Its generally OK to change the name of tables and fields, as these are not serialized to the buffer. It may break code that would have to be refactored with the updated name.

Examples

The following examples uses a base schema and attempts to evolve it a few times. The versions are tracked by V1, V2, etc.. and CodeV1 means code compiled against the V1 schema.

Table Evolution

Lets start with a simple table T with two fields.

Schema V1
table T {
  a:int;
  b:int;
}

First lets extend the table with a new field.

Schema V2
table T {
  a:int;
  b:int;
  c:int;
}

This is OK. CodeV1 reading V2 data will simply ignore the presence of the new field c. CodeV2 reading V1 data will get a default value (0) when reading c.

Schema V3
table T {
  a:int (deprecated);
  b:int;
  c:int;
}

This is OK, removing field a via deprecation. CodeV1, CodeV2 and CodeV3 reading V3 data will now always get the default value of a, since it is not present. CodeV3 cannot write a anymore. CodeV3 reading old data (V1 or V2) will not be able to access the field anymore, since no generated accessors are omitted.

Add a new field, but this time at the beginning.

Schema V2
table T {
  c:int;
  a:int;
  b:int;
}

This is NOT OK, as it makes V2 incompatible. CodeV1 reading V2 data will access a but will read c data.

CodeV2 reading V1 data will access c but will read a data.

Remove a field from the schema.

Schema V2
table T {
  b:int;
}

This is NOT OK. CodeV1 reading V2 data will access a but read b data.

CodeV2 reading V1 data will access b but will read a data.

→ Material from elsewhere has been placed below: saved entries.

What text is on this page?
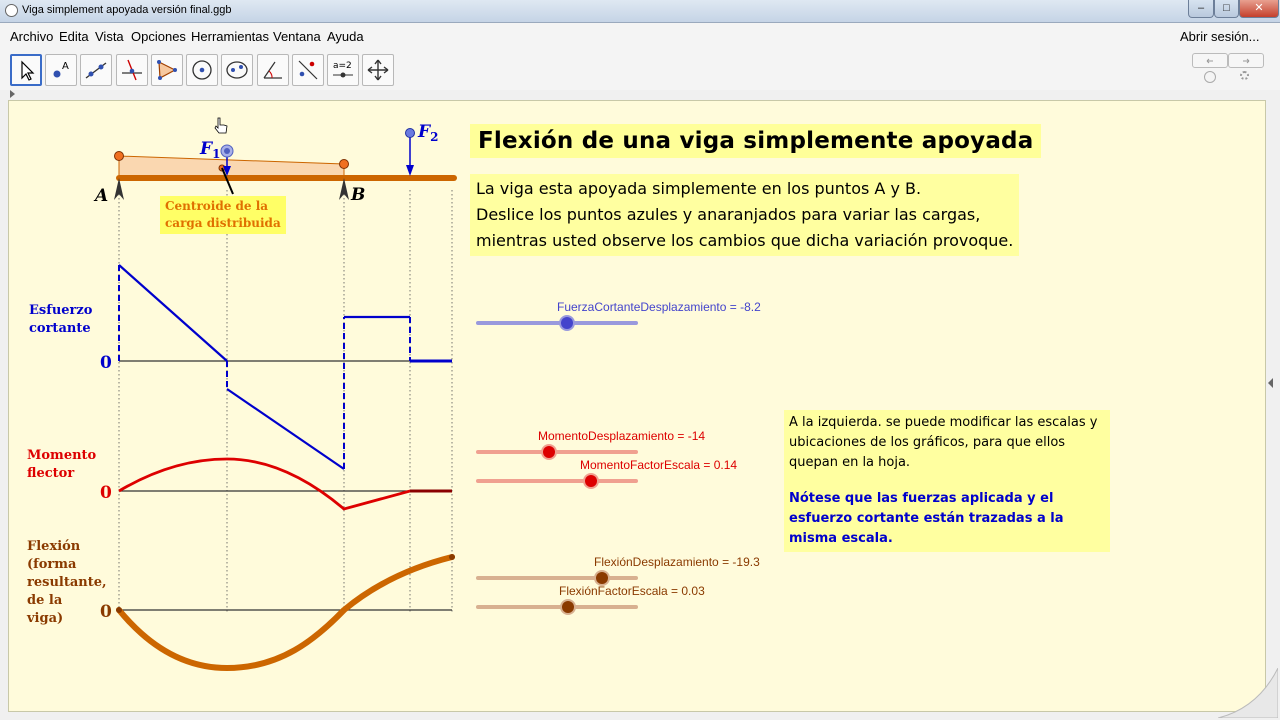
Viga simplement apoyada versión final.ggb	–	□	✕
Archivo Edita Vista Opciones Herramientas Ventana Ayuda	Abrir sesión...
A	a=2
A	B
$F_1$
$F_2$
0
0
0
Centroide de la
carga distribuida
Esfuerzo
cortante
Momento
flector
Flexión
(forma
resultante,
de la
viga)
Flexión de una viga simplemente apoyada
La viga esta apoyada simplemente en los puntos A y B.
Deslice los puntos azules y anaranjados para variar las cargas,
mientras usted observe los cambios que dicha variación provoque.
A la izquierda. se puede modificar las escalas y ubicaciones de los gráficos, para que ellos quepan en la hoja.
Nótese que las fuerzas aplicada y el esfuerzo cortante están trazadas a la misma escala.
FuerzaCortanteDesplazamiento = -8.2
MomentoDesplazamiento = -14
MomentoFactorEscala = 0.14
FlexiónDesplazamiento = -19.3
FlexiónFactorEscala = 0.03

Lets add a new field to the beginning, but use id attributes.

Schema V2
table T {
  c:int (id: 2);
  a:int (id: 0);
  b:int (id: 1);
}

This is OK. This adds the a new field in the beginning, but because all the id attributes were added, it is OK.

Let change the types of the fields.

Schema V2
table T {
  a:uint;
  b:uint;
}

This is MAYBE OK, and only in the case where the type change is the same width. This is tricky if the V1 data contained any negative numbers. So this should be done with care.

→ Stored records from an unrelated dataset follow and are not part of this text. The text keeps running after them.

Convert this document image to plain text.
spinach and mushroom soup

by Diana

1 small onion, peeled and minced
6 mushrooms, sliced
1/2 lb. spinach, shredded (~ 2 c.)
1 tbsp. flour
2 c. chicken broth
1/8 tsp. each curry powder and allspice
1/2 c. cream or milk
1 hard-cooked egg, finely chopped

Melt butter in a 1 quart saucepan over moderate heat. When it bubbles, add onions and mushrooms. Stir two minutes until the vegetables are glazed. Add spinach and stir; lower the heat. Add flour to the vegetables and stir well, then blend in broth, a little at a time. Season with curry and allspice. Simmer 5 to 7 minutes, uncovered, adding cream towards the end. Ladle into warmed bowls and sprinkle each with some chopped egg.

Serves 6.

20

Lets change the default values of the existing fields.

Schema V2
table T {
  a:int = 1;
  b:int = 2;
}

This is NOT OK. Any V1 data that did not have a value written to the buffer relied on generated code to provide the default value.

There MAY be cases where this is OK, if you control all the producers and consumers, and you can update them in tandem.

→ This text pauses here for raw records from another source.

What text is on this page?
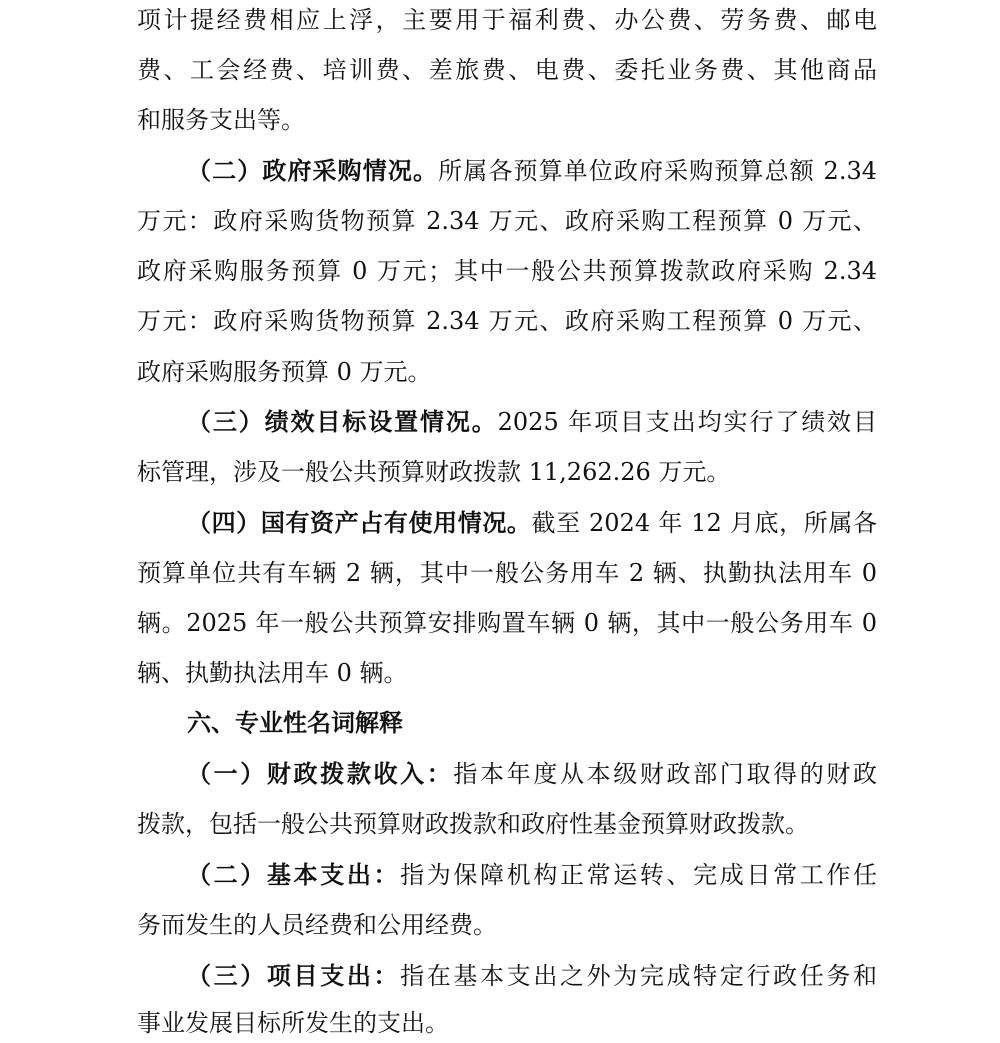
项计提经费相应上浮，主要用于福利费、办公费、劳务费、邮电
费、工会经费、培训费、差旅费、电费、委托业务费、其他商品
和服务支出等。
（二）政府采购情况。所属各预算单位政府采购预算总额 2.34
万元：政府采购货物预算 2.34 万元、政府采购工程预算 0 万元、
政府采购服务预算 0 万元；其中一般公共预算拨款政府采购 2.34
万元：政府采购货物预算 2.34 万元、政府采购工程预算 0 万元、
政府采购服务预算 0 万元。
（三）绩效目标设置情况。2025 年项目支出均实行了绩效目
标管理，涉及一般公共预算财政拨款 11,262.26 万元。
（四）国有资产占有使用情况。截至 2024 年 12 月底，所属各
预算单位共有车辆 2 辆，其中一般公务用车 2 辆、执勤执法用车 0
辆。2025 年一般公共预算安排购置车辆 0 辆，其中一般公务用车 0
辆、执勤执法用车 0 辆。
六、专业性名词解释
（一）财政拨款收入：指本年度从本级财政部门取得的财政
拨款，包括一般公共预算财政拨款和政府性基金预算财政拨款。
（二）基本支出：指为保障机构正常运转、完成日常工作任
务而发生的人员经费和公用经费。
（三）项目支出：指在基本支出之外为完成特定行政任务和
事业发展目标所发生的支出。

Lets change the name of the fields

Schema V2
table T {
  aa:int;
  bb:int;
}

This is generally OK. You've renamed fields will break all code and JSON files that use this schema, but you can refactor those without affecting the binary data, since the binary only address fields by id and offset, not by names.

Union Evolution

Lets start with a simple union U with two members.

Schema V1
union U {
  A,
  B
}

Lets add a another variant to the end.

Schema V2
union U {
  A,
  B,
  another_a: A
}

This is OK. CodeV1 will not recognize the another_a.

Lets add a another variant to the middle.

Schema V2
union U {
  A,
  another_a: A,
  B
}

This is NOT OK. CodeV1 reading V2 data will interpret B as another_a. CodeV2 reading V1 data will interpret another_a as B.

Lets add a another variant to the middle, this time adding a union "discriminant".

Schema V2
union U {
  A = 1,
  another_a: A = 3,
  B = 2
}

This is OK. Its like you added it to the end, but using the discriminant value to physically place it elsewhere in the union.

Version Control

FlatBuffers relies on new field declarations being added at the end, and earlier declarations to not be removed, but be marked deprecated when needed. We think this is an improvement over the manual number assignment that happens in Protocol Buffers (and which is still an option using the id attribute mentioned above).

One place where this is possibly problematic however is source control. If user A adds a field, generates new binary data with this new schema, then tries to commit both to source control after user B already committed a new field also, and just auto-merges the schema, the binary files are now invalid compared to the new schema.

The solution of course is that you should not be generating binary data before your schema changes have been committed, ensuring consistency with the rest of the world. If this is not practical for you, use explicit field ids, which should always generate a merge conflict if two people try to allocate the same id.